The field of medicine faces a global shortage of radiologists, combined with increasing workloads and complex diagnoses, leading to delays, missed findings and huge overtime expenses in healthcare.
Contextflow brings together experts in medical imaging and artificial intelligence from the Medical University of Vienna (MUW) and the Technical University of Vienna to help radiologists prioritize and diagnose difficult cases faster and more accurately using Julia.
A radiologist will upload a scan and mark a region of interest. Contextflow’s three-dimensional image-based search engine searches a database of thousands of images to find similar cases based on visual disease pattern detection. Each result is a full volume, so radiologists can scroll through or change the contrast or brightness.
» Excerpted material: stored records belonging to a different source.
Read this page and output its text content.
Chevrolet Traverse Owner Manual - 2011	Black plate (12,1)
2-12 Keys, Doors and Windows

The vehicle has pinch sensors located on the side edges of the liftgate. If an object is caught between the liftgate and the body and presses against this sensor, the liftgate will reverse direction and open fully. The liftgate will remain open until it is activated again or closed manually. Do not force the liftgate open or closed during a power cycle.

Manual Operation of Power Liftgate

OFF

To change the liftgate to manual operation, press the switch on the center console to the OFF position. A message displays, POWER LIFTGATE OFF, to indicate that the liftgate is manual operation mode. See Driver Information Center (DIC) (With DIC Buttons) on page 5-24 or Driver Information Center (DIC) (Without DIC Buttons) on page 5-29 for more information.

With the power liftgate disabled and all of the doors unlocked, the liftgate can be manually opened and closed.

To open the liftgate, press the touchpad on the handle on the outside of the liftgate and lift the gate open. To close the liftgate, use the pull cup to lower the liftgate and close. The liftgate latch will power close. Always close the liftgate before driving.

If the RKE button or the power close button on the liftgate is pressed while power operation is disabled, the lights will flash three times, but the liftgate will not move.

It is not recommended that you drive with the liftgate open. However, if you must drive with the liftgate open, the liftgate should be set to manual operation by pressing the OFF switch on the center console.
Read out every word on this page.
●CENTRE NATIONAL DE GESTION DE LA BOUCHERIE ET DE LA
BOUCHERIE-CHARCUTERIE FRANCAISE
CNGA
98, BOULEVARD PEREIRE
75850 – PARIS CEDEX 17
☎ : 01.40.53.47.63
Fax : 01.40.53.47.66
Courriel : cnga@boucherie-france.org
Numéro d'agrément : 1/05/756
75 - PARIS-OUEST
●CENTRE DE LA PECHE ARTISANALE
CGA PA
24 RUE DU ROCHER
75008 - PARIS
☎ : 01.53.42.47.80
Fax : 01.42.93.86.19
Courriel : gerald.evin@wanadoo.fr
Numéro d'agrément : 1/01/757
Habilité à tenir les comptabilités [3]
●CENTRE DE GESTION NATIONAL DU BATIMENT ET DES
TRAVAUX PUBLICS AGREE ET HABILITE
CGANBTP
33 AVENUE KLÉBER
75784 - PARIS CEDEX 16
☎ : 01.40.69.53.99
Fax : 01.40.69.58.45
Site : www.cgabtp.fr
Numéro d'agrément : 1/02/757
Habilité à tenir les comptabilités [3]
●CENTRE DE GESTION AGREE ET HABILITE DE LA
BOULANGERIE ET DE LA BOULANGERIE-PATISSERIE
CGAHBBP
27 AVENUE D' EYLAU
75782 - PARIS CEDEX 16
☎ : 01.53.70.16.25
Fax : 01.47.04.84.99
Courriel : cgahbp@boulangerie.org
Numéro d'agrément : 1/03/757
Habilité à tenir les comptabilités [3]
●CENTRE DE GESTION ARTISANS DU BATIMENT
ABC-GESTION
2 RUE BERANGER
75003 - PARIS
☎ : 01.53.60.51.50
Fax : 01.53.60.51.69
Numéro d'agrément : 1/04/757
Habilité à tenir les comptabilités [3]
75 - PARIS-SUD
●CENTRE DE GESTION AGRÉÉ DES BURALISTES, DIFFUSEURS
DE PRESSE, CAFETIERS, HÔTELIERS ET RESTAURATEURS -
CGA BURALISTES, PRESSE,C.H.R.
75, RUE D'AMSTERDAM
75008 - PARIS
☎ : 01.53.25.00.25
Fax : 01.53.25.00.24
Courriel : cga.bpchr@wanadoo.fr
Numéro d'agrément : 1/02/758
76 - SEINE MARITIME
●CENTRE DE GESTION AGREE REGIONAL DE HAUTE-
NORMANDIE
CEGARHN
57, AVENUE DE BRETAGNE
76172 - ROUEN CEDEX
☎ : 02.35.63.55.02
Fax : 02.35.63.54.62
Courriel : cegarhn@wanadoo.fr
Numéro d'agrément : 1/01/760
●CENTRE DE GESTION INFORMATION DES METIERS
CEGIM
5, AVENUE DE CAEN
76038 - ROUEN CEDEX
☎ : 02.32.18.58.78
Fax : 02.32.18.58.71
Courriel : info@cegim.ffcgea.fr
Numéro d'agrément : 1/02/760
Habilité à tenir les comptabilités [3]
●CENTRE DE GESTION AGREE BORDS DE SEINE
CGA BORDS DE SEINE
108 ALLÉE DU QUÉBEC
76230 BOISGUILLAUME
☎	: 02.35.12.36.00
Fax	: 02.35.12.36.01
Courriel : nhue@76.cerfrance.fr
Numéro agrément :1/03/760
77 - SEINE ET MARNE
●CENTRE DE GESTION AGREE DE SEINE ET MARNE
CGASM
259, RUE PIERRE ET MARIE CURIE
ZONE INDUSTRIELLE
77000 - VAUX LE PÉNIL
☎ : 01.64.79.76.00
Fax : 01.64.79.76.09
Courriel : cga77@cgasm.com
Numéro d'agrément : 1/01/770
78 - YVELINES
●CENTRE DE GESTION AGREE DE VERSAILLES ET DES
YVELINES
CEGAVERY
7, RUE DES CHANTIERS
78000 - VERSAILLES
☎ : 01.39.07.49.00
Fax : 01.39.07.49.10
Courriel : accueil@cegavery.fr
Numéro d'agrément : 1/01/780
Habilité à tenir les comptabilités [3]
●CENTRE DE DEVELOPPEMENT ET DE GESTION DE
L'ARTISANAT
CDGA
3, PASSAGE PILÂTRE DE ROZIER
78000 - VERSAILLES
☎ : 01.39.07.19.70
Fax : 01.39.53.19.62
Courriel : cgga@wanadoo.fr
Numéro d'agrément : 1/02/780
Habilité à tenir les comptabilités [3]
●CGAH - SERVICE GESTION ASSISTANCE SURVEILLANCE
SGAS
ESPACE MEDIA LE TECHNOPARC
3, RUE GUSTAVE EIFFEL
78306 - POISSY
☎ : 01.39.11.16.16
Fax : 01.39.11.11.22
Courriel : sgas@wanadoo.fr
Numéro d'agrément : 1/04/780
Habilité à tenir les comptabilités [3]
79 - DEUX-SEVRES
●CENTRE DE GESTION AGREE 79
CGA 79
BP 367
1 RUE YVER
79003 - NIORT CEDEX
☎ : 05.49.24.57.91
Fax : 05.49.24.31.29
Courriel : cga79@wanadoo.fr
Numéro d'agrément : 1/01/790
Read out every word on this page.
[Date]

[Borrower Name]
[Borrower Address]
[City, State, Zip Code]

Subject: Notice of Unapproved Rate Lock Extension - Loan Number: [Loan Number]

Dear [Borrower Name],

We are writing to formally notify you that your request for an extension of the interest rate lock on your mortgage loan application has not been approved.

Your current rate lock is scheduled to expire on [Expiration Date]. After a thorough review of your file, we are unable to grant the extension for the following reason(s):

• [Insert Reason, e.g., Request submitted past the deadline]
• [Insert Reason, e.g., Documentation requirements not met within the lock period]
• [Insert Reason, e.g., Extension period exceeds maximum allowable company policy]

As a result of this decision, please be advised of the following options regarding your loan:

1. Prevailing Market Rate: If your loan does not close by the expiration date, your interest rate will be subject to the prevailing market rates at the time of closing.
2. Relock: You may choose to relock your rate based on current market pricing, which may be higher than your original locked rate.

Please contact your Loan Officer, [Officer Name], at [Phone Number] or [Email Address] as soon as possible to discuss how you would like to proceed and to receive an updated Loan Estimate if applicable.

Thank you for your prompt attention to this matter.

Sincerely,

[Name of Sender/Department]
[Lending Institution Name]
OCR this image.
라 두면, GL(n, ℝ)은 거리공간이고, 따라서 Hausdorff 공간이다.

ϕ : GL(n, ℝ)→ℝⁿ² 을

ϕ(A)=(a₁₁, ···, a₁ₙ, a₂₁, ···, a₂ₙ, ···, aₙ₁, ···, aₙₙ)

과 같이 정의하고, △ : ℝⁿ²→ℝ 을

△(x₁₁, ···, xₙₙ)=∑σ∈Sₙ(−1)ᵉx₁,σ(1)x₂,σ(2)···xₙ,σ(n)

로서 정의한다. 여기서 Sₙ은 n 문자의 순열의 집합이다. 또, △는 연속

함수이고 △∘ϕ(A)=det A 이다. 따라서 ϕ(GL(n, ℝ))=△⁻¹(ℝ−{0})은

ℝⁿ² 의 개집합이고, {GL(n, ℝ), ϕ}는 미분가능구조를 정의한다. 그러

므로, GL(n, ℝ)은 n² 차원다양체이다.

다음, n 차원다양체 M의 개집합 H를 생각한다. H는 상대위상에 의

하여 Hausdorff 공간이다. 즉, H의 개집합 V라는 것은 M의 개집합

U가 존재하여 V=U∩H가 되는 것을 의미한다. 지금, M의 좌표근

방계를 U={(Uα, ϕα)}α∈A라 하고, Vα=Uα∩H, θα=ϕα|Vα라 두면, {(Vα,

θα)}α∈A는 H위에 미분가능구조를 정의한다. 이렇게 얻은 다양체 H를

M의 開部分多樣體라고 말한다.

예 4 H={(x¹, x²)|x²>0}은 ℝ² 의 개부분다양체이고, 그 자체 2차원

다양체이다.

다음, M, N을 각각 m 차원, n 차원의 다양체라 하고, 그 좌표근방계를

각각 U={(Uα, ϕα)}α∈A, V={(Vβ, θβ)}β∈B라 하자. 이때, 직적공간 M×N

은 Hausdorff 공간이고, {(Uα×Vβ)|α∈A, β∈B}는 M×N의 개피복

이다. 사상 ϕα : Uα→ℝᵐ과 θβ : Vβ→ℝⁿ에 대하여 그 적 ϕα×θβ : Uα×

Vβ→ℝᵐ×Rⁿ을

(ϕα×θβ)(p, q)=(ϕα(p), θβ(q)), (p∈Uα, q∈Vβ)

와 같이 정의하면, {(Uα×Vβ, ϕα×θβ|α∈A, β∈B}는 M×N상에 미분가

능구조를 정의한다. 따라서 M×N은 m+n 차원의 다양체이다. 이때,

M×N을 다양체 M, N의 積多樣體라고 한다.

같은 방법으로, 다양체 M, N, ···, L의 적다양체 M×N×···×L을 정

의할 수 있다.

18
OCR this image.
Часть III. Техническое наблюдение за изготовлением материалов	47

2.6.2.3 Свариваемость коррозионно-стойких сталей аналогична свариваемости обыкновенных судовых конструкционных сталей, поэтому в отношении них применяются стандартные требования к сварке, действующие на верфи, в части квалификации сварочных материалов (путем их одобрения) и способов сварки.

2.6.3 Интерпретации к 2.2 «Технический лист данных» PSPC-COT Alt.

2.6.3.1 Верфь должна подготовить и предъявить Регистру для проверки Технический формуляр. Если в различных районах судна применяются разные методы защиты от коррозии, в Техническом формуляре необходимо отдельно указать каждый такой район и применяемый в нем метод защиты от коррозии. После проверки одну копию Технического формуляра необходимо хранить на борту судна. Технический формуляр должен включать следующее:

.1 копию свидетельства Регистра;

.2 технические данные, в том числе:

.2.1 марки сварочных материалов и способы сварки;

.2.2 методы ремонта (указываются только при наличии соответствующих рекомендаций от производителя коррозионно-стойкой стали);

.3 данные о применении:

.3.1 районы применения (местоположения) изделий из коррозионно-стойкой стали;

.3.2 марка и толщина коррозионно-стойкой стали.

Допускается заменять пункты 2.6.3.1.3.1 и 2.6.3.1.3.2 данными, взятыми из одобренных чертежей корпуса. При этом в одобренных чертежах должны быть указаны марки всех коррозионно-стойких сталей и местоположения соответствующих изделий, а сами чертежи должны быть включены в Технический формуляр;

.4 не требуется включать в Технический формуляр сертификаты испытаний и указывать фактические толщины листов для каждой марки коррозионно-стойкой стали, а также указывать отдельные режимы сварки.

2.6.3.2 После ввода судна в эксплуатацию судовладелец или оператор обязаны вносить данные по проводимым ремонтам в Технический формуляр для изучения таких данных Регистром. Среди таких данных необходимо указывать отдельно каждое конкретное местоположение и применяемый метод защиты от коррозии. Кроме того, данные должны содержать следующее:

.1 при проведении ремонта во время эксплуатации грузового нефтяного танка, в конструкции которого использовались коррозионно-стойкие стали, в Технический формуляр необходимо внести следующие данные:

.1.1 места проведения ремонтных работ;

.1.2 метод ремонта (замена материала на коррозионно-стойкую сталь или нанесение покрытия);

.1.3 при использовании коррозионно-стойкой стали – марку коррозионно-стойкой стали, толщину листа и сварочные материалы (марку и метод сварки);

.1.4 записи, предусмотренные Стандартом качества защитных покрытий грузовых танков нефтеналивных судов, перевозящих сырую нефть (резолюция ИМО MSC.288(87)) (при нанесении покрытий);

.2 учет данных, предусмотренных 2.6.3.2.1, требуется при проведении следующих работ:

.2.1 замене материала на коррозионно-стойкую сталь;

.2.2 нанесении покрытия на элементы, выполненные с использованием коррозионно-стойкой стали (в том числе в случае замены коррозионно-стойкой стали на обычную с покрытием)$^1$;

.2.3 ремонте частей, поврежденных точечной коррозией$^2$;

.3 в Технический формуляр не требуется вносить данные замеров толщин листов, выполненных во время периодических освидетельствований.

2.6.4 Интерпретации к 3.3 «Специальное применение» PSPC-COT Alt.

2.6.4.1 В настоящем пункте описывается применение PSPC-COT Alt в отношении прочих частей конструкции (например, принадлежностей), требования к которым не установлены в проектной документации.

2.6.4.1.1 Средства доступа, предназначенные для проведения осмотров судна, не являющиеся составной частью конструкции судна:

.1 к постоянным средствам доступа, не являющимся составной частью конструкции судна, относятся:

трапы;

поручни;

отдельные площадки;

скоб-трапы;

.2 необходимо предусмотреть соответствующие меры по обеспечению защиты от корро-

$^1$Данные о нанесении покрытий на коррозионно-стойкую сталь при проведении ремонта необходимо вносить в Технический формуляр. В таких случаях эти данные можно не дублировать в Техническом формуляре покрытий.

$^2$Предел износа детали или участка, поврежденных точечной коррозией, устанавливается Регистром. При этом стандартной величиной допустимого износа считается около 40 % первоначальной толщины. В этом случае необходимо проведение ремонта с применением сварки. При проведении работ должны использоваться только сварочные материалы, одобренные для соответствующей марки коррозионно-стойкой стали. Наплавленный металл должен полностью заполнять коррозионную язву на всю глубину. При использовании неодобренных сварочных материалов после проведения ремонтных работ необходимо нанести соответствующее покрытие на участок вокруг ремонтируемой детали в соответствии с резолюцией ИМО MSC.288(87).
Radiologists can even restrict results based on age, gender or pathological findings in the report via text search.
Contextflow uses Knet.jl, a Julia deep learning package, to build the models that enable Contextflow’s three-dimensional image-based search engine to identify reference cases for physicians.
Contextflow relies on complex data processing pipelines to deliver results to customers immediately with tight computing resources.
Clear and concise language
Malleable through metaprogramming
Great low-level deep learning libraries (Knet.jl)
Easy to achieve abstract (data flow graphs) and low-level tasks (deep learning engineering, input/output, control over memory layout)
Radiologists often spend up to 20 minutes searching for information to help them with a diagnosis. With our tool, the search time is cut down to ~2 seconds,
Donner explains.
We would not be where we are now without Julia. It is a joy to use Julia to express one’s ideas.
Furthermore,
Julia allows us to go from initial code to entire systems without the need to reimplement anything in a second language. We use Julia’s metaprogramming capabilities and deep learning frameworks that are simply not available in other languages.